Der ewige Horst: Bayern auf dem Weg zur christsozialen Volksrepublik?

Horst Seehofer, seit 2008 CSU-Chef und Ministerpräsident des Landes Bayern, will auch bei der Landtagswahl 2018 für das Amt des Ministerpräsidenten kandidieren.
Politische Beobachter gehen davon aus, dass Seehofer Zeit gewinnen will, um Bayern zu einer christsozialen Volksrepublik nach nordkoreanischem Vorbild umzubauen.
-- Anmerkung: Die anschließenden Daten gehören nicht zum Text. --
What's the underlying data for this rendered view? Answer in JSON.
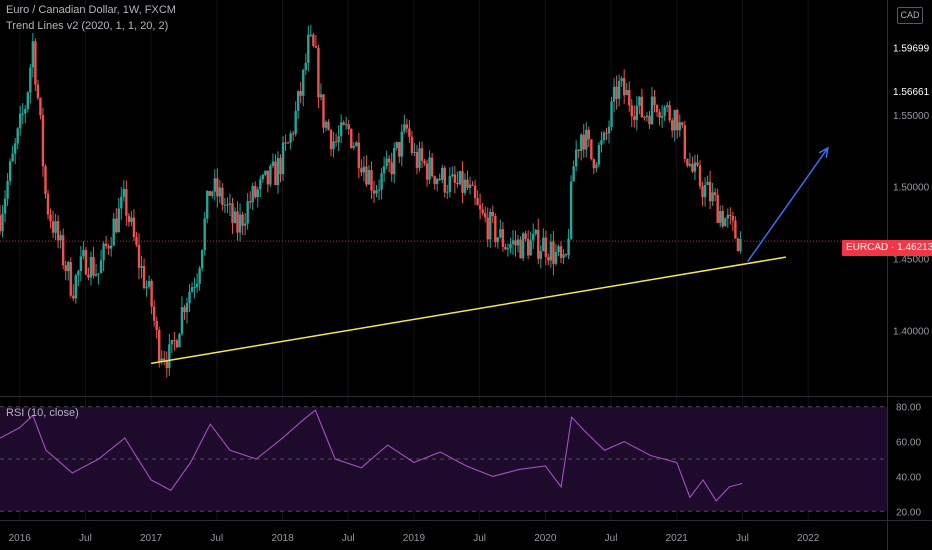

Später könnte sein Sohn Andreas alle politischen Ämter des Vaters übernehmen und somit eine Nachfolge Markus Söders verhindern.
Söder, der in blumigen Metaphern erklärt, dass er die erneute Kandidatur stützt, bereitet wohl heimlich seine Flucht ins Exil vor.
Bislang konnte allerdings kein Bundesland gefunden werden, das sich zur Aufnahme bereit erklärt. Auch das europäische Ausland lehnt eine Einreise Söders kategorisch ab.
Sollte die Flucht misslingen, droht ihm wohl ein ähnliches Schicksal wie dem Onkel von Kim Jong Un, Jang Song Thaek:
Nordkoreas Machthaber warf seinen Onkel nach einem Streit rund 120 Hunden bei lebendigem Leib zum Fraß vor!
Horst Seehofer hat ein Team nordkoreanischer Propagandaexperten damit beauftragt, die schwarze Seehofer-Ideologie breitflächig sichtbar zu machen und dadurch seine Macht auszubauen.
Monumente und Plakatwände mit Losungen sollen zeitnah in ganz Bayern entstehen. Das Expertenteam hat eine Liste mit Vorschlägen erarbeitet, welchen offiziellen Titel Seehofer zukünftig führen soll.
Zur Auswahl stehen: „Vater des bayerischen Volkes“, „Lenkender Sonnenstrahl“, „Höchste Verkörperung der kameradschaftlichen Liebe“, „Schicksal der Nation“ oder „Glorreicher Mann, der vom Himmel abstammt“.
Seehofer ist von den Vorschlägen allerdings schwer enttäuscht: „Keine Bezeichnung spiegelt auch nur ansatzweise wider, was ich für meine bayerische Heimat geleistet habe!“, so der Landesvater bescheiden.